Le romancier qui décrirait le même fonctionnement se verrait promptement traité, lui, de plaisantin, d’insignifiant ou d’imposteur. Quant au journaliste qui fait son métier, ce sera un chien. Puisque Plenel veut faire vivre « l’information dissidente, la nouvelle qui fait sens, la révélation qui dérange contre la communication qui arrange » ; puisqu’il veut mener cette grande « bataille du secret », rappelons-lui comment Debord définit la société du spectacle : « Le renouvellement technologique incessant ; la fusion économico-étatique ; le secret généralisé ; le faux sans réplique ; un présent perpétuel » [10].

Comment, dans ces conditions de plus en plus violentes, faire " sortir " une information ? Et où ? Après tout, ne désespérons pas tout à fait : Plenel est journaliste au Monde, et je publie ces lignes dans ce journal [11]. On peut donc encore parler de l’envers du monde, c’est-à-dire de ce que Leonardo Sciascia définissait ainsi : « Il y a un pouvoir visible, nommable, énumérable ; et puis il y en a un autre, non énumérable, sans nom, sans aucun nom, qui nage entre deux eaux. » Le journalisme « vertical » que Plenel défend serait-il de plus en plus impossible ? Soyons réalistes : demandons cet impossible-là.

Philippe Sollers, Le Monde du 07-05-94.

*


Pour le pluralisme médiatique

Une des grandes obsessions de notre temps est de tout réduire à la sphère sociale de la communication. Ce défaut (le mot est faible) vient de loin : des grandes tentatives totalitaires du XXe siècle. Qui tient la communication, tient le pouvoir ; qui tient le pouvoir tient l’instrumentalisation des esprits. C’est du moins ainsi que l’être humain se rêve dans sa domination ultime. La souveraineté de la technique permet l’aggravation quotidienne de cette vision.

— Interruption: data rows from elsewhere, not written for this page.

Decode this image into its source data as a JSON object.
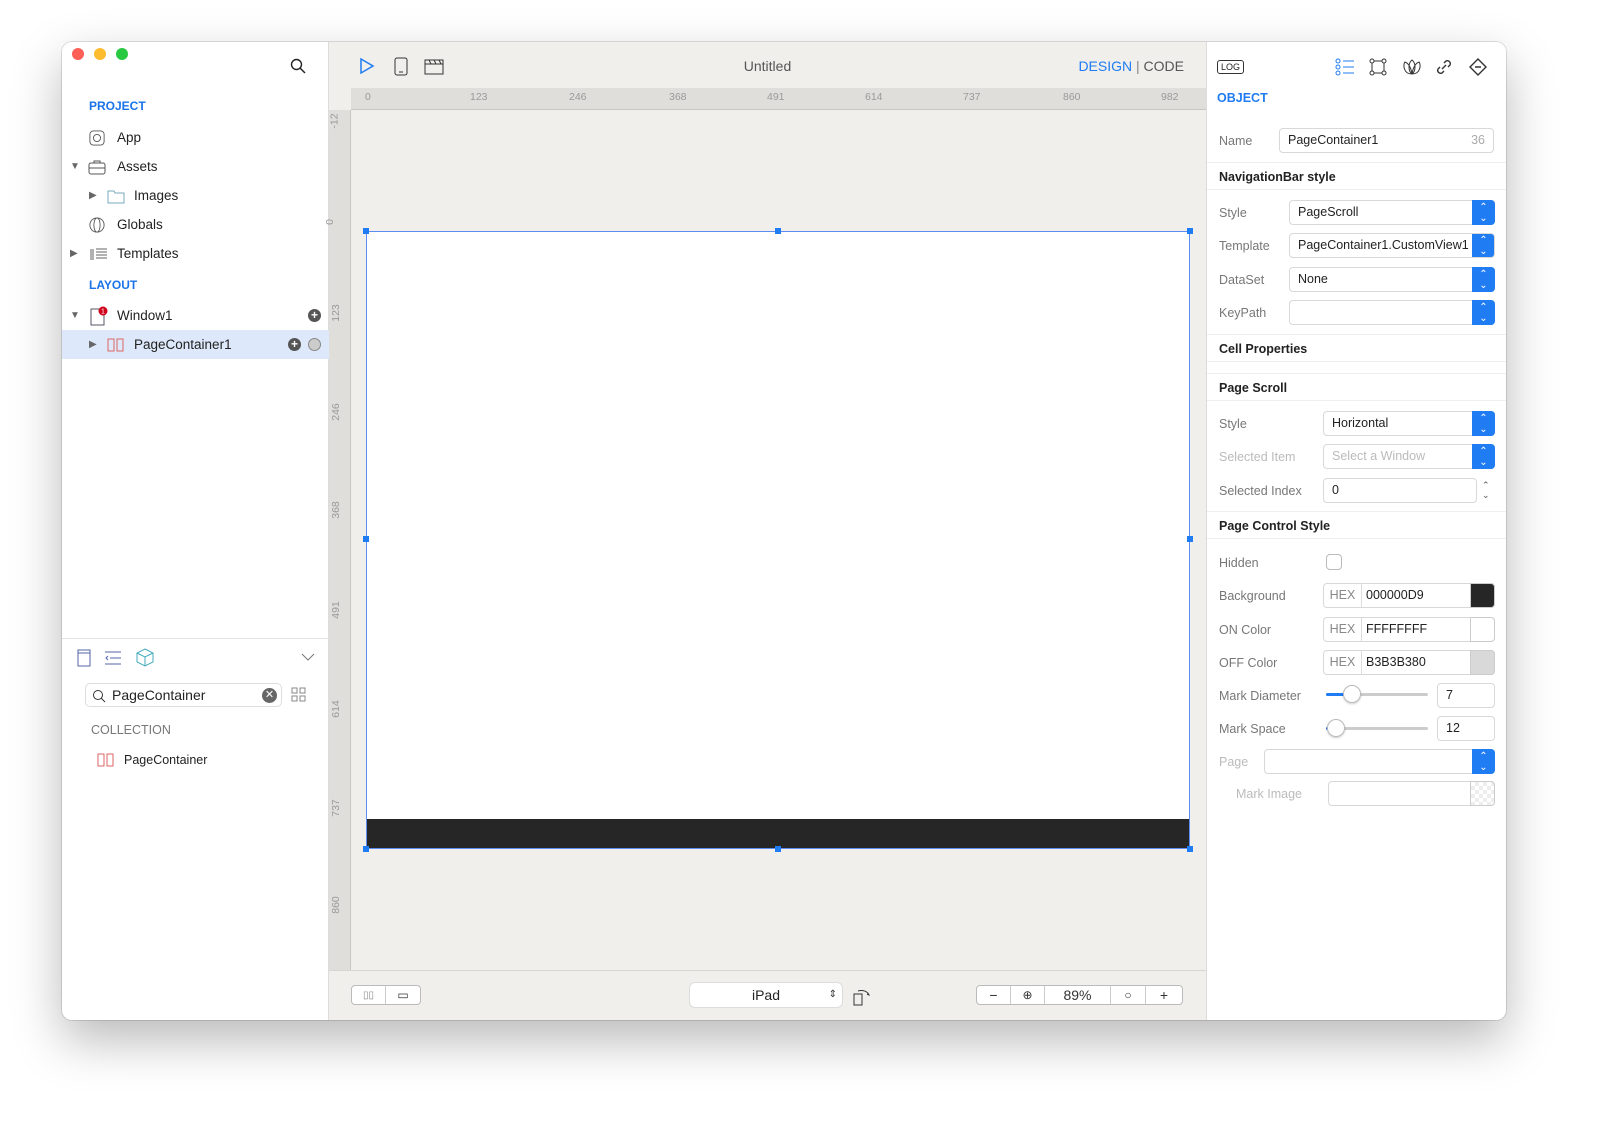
{
  "window": {
    "title": "Untitled"
  },
  "toolbar": {
    "design": "DESIGN",
    "separator": "|",
    "code": "CODE"
  },
  "sidebar": {
    "project_label": "PROJECT",
    "project_items": [
      {
        "label": "App",
        "icon": "app-icon"
      },
      {
        "label": "Assets",
        "icon": "briefcase-icon"
      },
      {
        "label": "Images",
        "icon": "folder-icon"
      },
      {
        "label": "Globals",
        "icon": "globe-icon"
      },
      {
        "label": "Templates",
        "icon": "templates-icon"
      }
    ],
    "layout_label": "LAYOUT",
    "layout_items": [
      {
        "label": "Window1",
        "badge": "1"
      },
      {
        "label": "PageContainer1"
      }
    ],
    "search_value": "PageContainer",
    "collection_label": "COLLECTION",
    "collection_items": [
      {
        "label": "PageContainer"
      }
    ]
  },
  "ruler": {
    "top": [
      "0",
      "123",
      "246",
      "368",
      "491",
      "614",
      "737",
      "860",
      "982"
    ],
    "left": [
      "-12",
      "0",
      "123",
      "246",
      "368",
      "491",
      "614",
      "737",
      "860"
    ]
  },
  "bottom": {
    "device": "iPad",
    "zoom": "89%",
    "zoom_out": "−",
    "zoom_in": "+"
  },
  "inspector": {
    "log": "LOG",
    "section": "OBJECT",
    "name_label": "Name",
    "name_value": "PageContainer1",
    "name_count": "36",
    "navbar_header": "NavigationBar style",
    "style_label": "Style",
    "style_value": "PageScroll",
    "template_label": "Template",
    "template_value": "PageContainer1.CustomView1",
    "dataset_label": "DataSet",
    "dataset_value": "None",
    "keypath_label": "KeyPath",
    "keypath_value": "",
    "cell_header": "Cell Properties",
    "pagescroll_header": "Page Scroll",
    "ps_style_label": "Style",
    "ps_style_value": "Horizontal",
    "selected_item_label": "Selected Item",
    "selected_item_placeholder": "Select a Window",
    "selected_index_label": "Selected Index",
    "selected_index_value": "0",
    "pagecontrol_header": "Page Control Style",
    "hidden_label": "Hidden",
    "hidden_checked": false,
    "hex": "HEX",
    "background_label": "Background",
    "background_value": "000000D9",
    "background_color": "#262626",
    "on_label": "ON Color",
    "on_value": "FFFFFFFF",
    "on_color": "#ffffff",
    "off_label": "OFF Color",
    "off_value": "B3B3B380",
    "off_color": "#d9d9d9",
    "diameter_label": "Mark Diameter",
    "diameter_value": "7",
    "diameter_fraction": 0.25,
    "space_label": "Mark Space",
    "space_value": "12",
    "space_fraction": 0.1,
    "page_label": "Page",
    "page_value": "",
    "mark_image_label": "Mark Image",
    "mark_image_value": ""
  },
  "colors": {
    "accent": "#1f7cf2",
    "selection": "#dde8fa",
    "page_control_bar": "#262626"
  }
}
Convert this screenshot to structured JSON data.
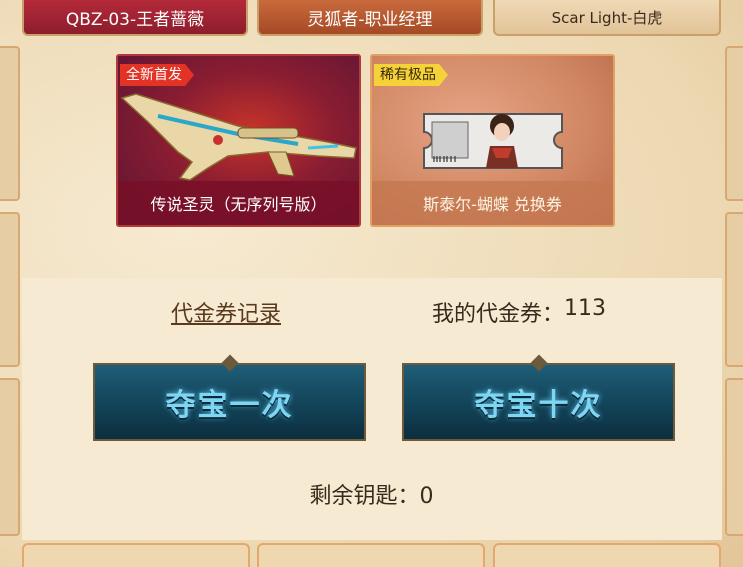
{
  "tabs": [
    {
      "label": "QBZ-03-王者蔷薇"
    },
    {
      "label": "灵狐者-职业经理"
    },
    {
      "label": "Scar Light-白虎"
    }
  ],
  "cards": [
    {
      "badge": "全新首发",
      "name": "传说圣灵（无序列号版）",
      "badge_color": "#e33326"
    },
    {
      "badge": "稀有极品",
      "name": "斯泰尔-蝴蝶 兑换券",
      "badge_color": "#f5d13a"
    }
  ],
  "record_link": "代金券记录",
  "coupon": {
    "label": "我的代金券：",
    "value": "113"
  },
  "buttons": {
    "once": "夺宝一次",
    "ten": "夺宝十次"
  },
  "keys": {
    "label": "剩余钥匙：",
    "value": "0"
  },
  "colors": {
    "accent": "#7fd6f2",
    "button_bg": "#154a60",
    "panel": "#f6ead3"
  }
}
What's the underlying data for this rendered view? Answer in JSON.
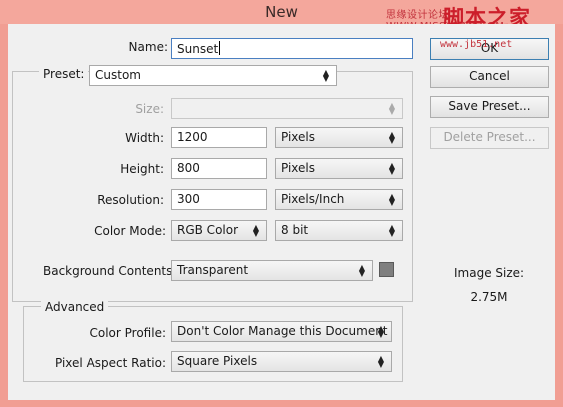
{
  "window": {
    "title": "New"
  },
  "watermark": {
    "line1": "思缘设计论坛 WWW.MISSYUAN.COM",
    "line2": "脚本之家",
    "line3": "www.jb51.net"
  },
  "form": {
    "name_label": "Name:",
    "name_value": "Sunset",
    "preset_label": "Preset:",
    "preset_value": "Custom",
    "size_label": "Size:",
    "size_value": "",
    "width_label": "Width:",
    "width_value": "1200",
    "width_unit": "Pixels",
    "height_label": "Height:",
    "height_value": "800",
    "height_unit": "Pixels",
    "resolution_label": "Resolution:",
    "resolution_value": "300",
    "resolution_unit": "Pixels/Inch",
    "color_mode_label": "Color Mode:",
    "color_mode_value": "RGB Color",
    "bit_depth_value": "8 bit",
    "background_label": "Background Contents:",
    "background_value": "Transparent",
    "background_swatch_color": "#7f7f7f"
  },
  "advanced": {
    "legend": "Advanced",
    "color_profile_label": "Color Profile:",
    "color_profile_value": "Don't Color Manage this Document",
    "pixel_aspect_label": "Pixel Aspect Ratio:",
    "pixel_aspect_value": "Square Pixels"
  },
  "buttons": {
    "ok": "OK",
    "cancel": "Cancel",
    "save_preset": "Save Preset...",
    "delete_preset": "Delete Preset..."
  },
  "image_size": {
    "label": "Image Size:",
    "value": "2.75M"
  },
  "colors": {
    "accent_border": "#3c7fb1",
    "titlebar": "#f4a79c"
  }
}
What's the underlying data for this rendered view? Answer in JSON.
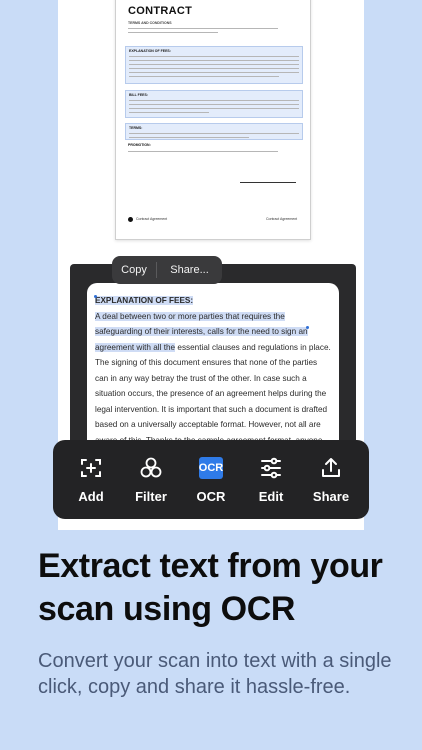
{
  "document": {
    "title": "CONTRACT",
    "subtitle": "TERMS AND CONDITIONS",
    "sections": [
      {
        "heading": "EXPLANATION OF FEES:"
      },
      {
        "heading": "BILL FEES:"
      },
      {
        "heading": "TERMS:"
      }
    ],
    "promotion_heading": "PROMOTION:",
    "footer_left": "Contract Agreement",
    "footer_right": "Contract Agreement"
  },
  "context_menu": {
    "copy_label": "Copy",
    "share_label": "Share..."
  },
  "ocr_result": {
    "heading": "EXPLANATION OF FEES:",
    "selected_text": "A deal between two or more parties that requires the safeguarding of their interests, calls for the need to sign an agreement with all the",
    "body_text": " essential clauses and regulations in place. The signing of this document ensures that none of the parties can in any way betray the trust of the other. In case such a situation occurs, the presence of an agreement helps during the legal intervention. It is important that such a document is drafted based on a universally acceptable format. However, not all are aware of this. Thanks to the sample agreement format, anyone can now easily draft an agreement without the help of an expert as this sample gives them an idea of the layout of the document and the sections"
  },
  "toolbar": {
    "items": [
      {
        "label": "Add",
        "icon": "add-scan-icon"
      },
      {
        "label": "Filter",
        "icon": "filter-icon"
      },
      {
        "label": "OCR",
        "icon": "ocr-icon",
        "badge_text": "OCR",
        "active_color": "#2f7be8"
      },
      {
        "label": "Edit",
        "icon": "sliders-icon"
      },
      {
        "label": "Share",
        "icon": "share-icon"
      }
    ]
  },
  "promo": {
    "headline": "Extract text from your scan using OCR",
    "subline": "Convert your scan into text with a single click, copy and share it hassle-free."
  },
  "colors": {
    "background": "#c9dcf7",
    "toolbar": "#232325",
    "accent": "#2f7be8",
    "selection": "#cfdcf5"
  }
}
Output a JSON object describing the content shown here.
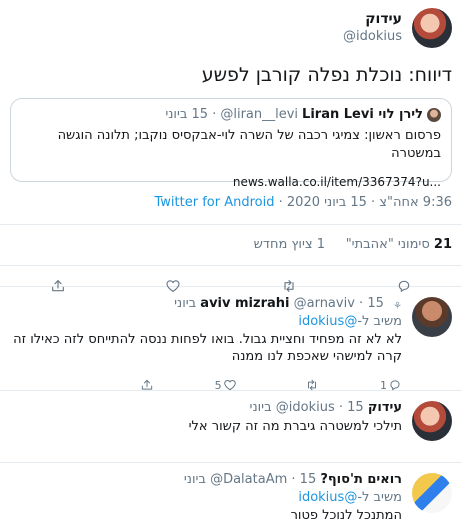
{
  "main_tweet": {
    "display_name": "עידוק",
    "handle": "@idokius",
    "text": "דיווח: נוכלת נפלה קורבן לפשע",
    "quote": {
      "name": "לירן לוי Liran Levi",
      "handle": "@liran__levi",
      "date": "15 ביוני",
      "text": "פרסום ראשון: צמיגי רכבה של השרה לוי-אבקסיס נוקבו; תלונה הוגשה במשטרה",
      "link": "news.walla.co.il/item/3367374?u..."
    },
    "meta": {
      "time_date": "9:36 אחה\"צ · 15 ביוני 2020 · ",
      "source": "Twitter for Android"
    },
    "stats": {
      "likes_count": "21",
      "likes_label": "סימוני \"אהבתי\"",
      "retweets_label": "1 ציוץ מחדש"
    }
  },
  "replies": [
    {
      "display_name": "aviv mizrahi",
      "handle": "@arnaviv",
      "date": "15 ביוני",
      "reply_prefix": "משיב ל-",
      "reply_to": "@idokius",
      "text": "לא לא זה מפחיד וחציית גבול. בואו לפחות ננסה להתייחס לזה כאילו זה קרה למישהי שאכפת לנו ממנה",
      "reply_count": "1",
      "retweet_count": "",
      "like_count": "5"
    },
    {
      "display_name": "עידוק",
      "handle": "@idokius",
      "date": "15 ביוני",
      "reply_prefix": "",
      "reply_to": "",
      "text": "תילכי למשטרה גיברת מה זה קשור אלי",
      "reply_count": "",
      "retweet_count": "",
      "like_count": ""
    },
    {
      "display_name": "רואים ת'סוף?",
      "handle": "@DalataAm",
      "date": "15 ביוני",
      "reply_prefix": "משיב ל-",
      "reply_to": "@idokius",
      "text": "המתנכל לנוכל פטור",
      "reply_count": "",
      "retweet_count": "",
      "like_count": ""
    }
  ],
  "icons": {
    "reply": "reply-icon",
    "retweet": "retweet-icon",
    "like": "heart-icon",
    "share": "share-icon"
  },
  "colors": {
    "accent": "#1b95e0",
    "muted": "#657786",
    "border": "#e6ecf0"
  }
}
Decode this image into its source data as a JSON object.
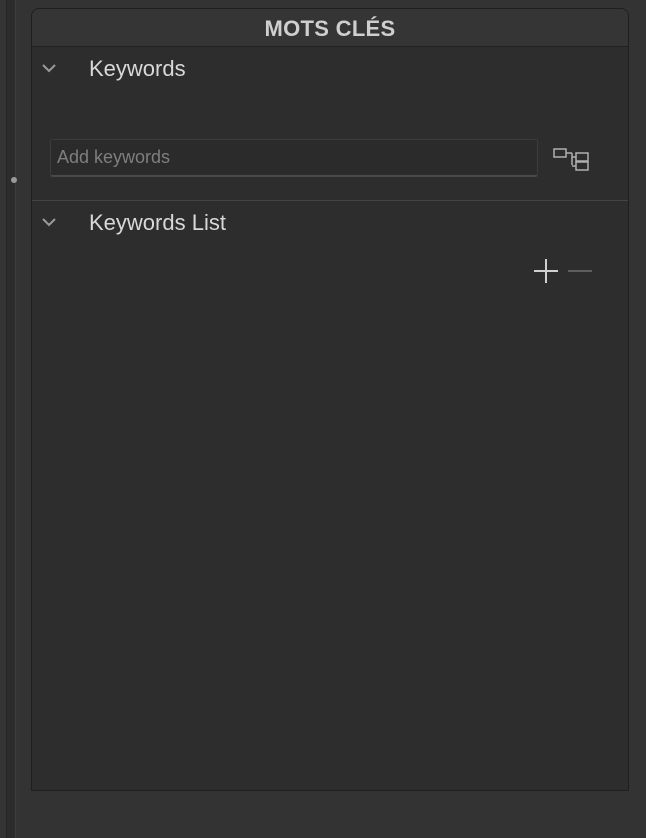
{
  "panel": {
    "title": "MOTS CLÉS"
  },
  "keywords_section": {
    "title": "Keywords",
    "expanded": true,
    "input": {
      "value": "",
      "placeholder": "Add keywords"
    },
    "hierarchy_button_icon": "hierarchy-tree-icon"
  },
  "keywords_list_section": {
    "title": "Keywords List",
    "expanded": true,
    "add_icon": "plus-icon",
    "remove_icon": "minus-icon",
    "items": []
  },
  "colors": {
    "background": "#333333",
    "panel": "#2d2d2d",
    "header": "#353535",
    "text": "#d8d8d8",
    "placeholder": "#7e7e7e"
  }
}
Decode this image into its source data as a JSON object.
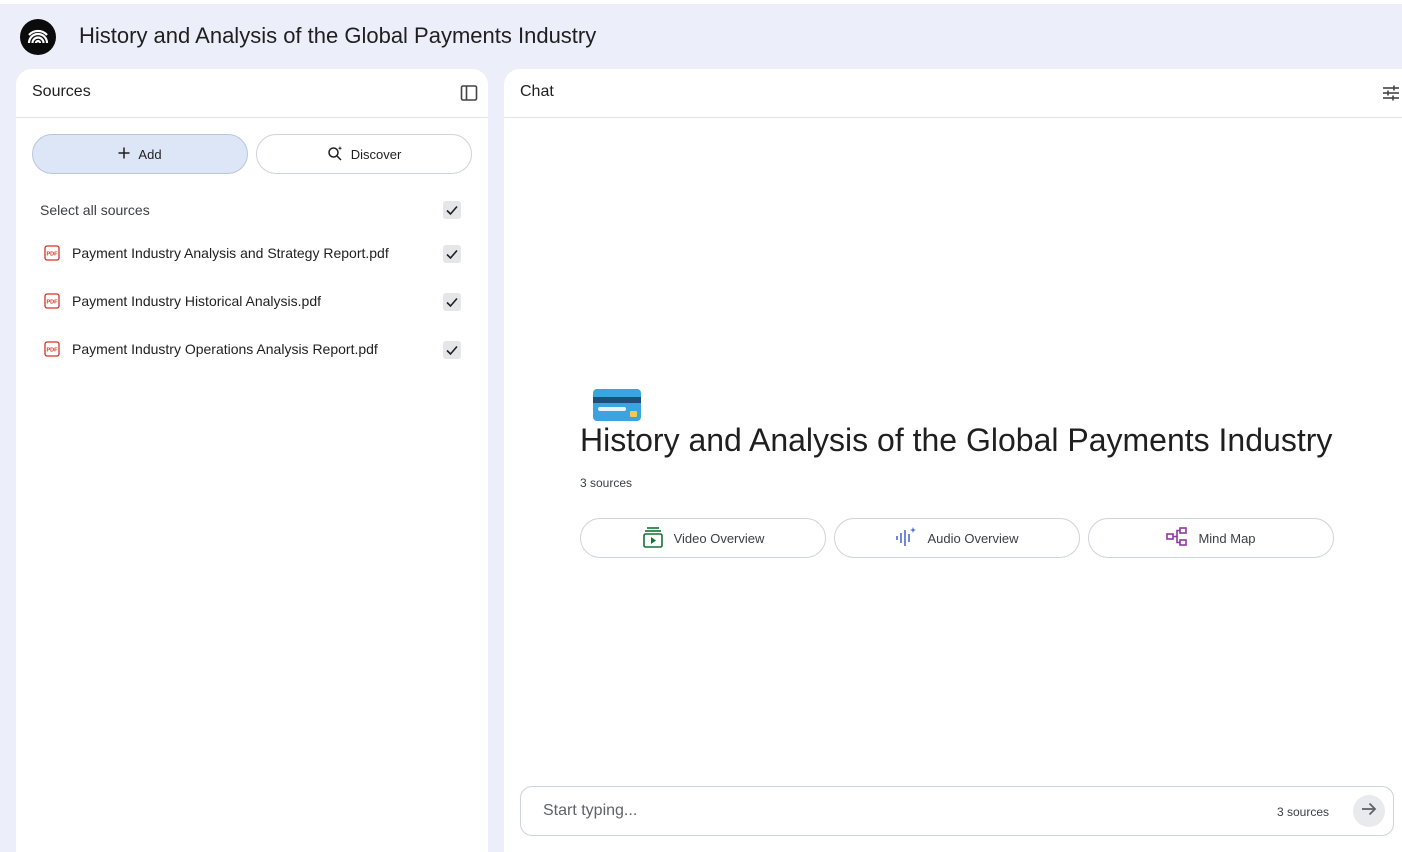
{
  "header": {
    "title": "History and Analysis of the Global Payments Industry",
    "logo_icon": "notebook-logo-icon"
  },
  "sources_panel": {
    "title": "Sources",
    "add_label": "Add",
    "discover_label": "Discover",
    "select_all_label": "Select all sources",
    "select_all_checked": true,
    "items": [
      {
        "name": "Payment Industry Analysis and Strategy Report.pdf",
        "icon": "pdf-icon",
        "checked": true
      },
      {
        "name": "Payment Industry Historical Analysis.pdf",
        "icon": "pdf-icon",
        "checked": true
      },
      {
        "name": "Payment Industry Operations Analysis Report.pdf",
        "icon": "pdf-icon",
        "checked": true
      }
    ]
  },
  "chat_panel": {
    "title": "Chat",
    "notebook_emoji": "credit-card-emoji",
    "notebook_title": "History and Analysis of the Global Payments Industry",
    "source_count": "3 sources",
    "overview_buttons": [
      {
        "label": "Video Overview",
        "icon": "video-overview-icon",
        "color": "#137333"
      },
      {
        "label": "Audio Overview",
        "icon": "audio-overview-icon",
        "color": "#4b6bd6"
      },
      {
        "label": "Mind Map",
        "icon": "mind-map-icon",
        "color": "#8e3a9d"
      }
    ],
    "composer": {
      "placeholder": "Start typing...",
      "source_count": "3 sources"
    }
  },
  "colors": {
    "background": "#eceffa",
    "add_button_bg": "#dde6f6",
    "panel_bg": "#ffffff"
  }
}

Le procès systématique fait aux « médias » émane cependant de ceux qui regrettent de ne pas en être les maîtres. Autrement dit d’un clergé frustré dans ses prétentions. Vieille cléricature, « intellectuelle », en effet, qui a, en son temps, remplacé, non sans courage, et parfois génie, l’ancienne industrie religieuse (elle-même recyclée en spectacle plus ou moins régressif, selon les situations).

Il faut le répéter sans cesse : il n’y a pas de « bonne société », il n’y a que des conditions plus ou moins mauvaises d’existence. Au fond, Voltaire avait raison : l’illusion religieuse est indéracinable, il est donc préférable qu’elle s’exprime par une multitude de confessions. La presse, le journalisme, la radio, la télévision, l’extension d’Internet, l’irradiation constante des canaux de transmission, sont des réalités incontournables. Plus il y en aura, mieux ce sera. C’est la règle sévère de la démocratie, mais qui préférerait vivre sans elle ?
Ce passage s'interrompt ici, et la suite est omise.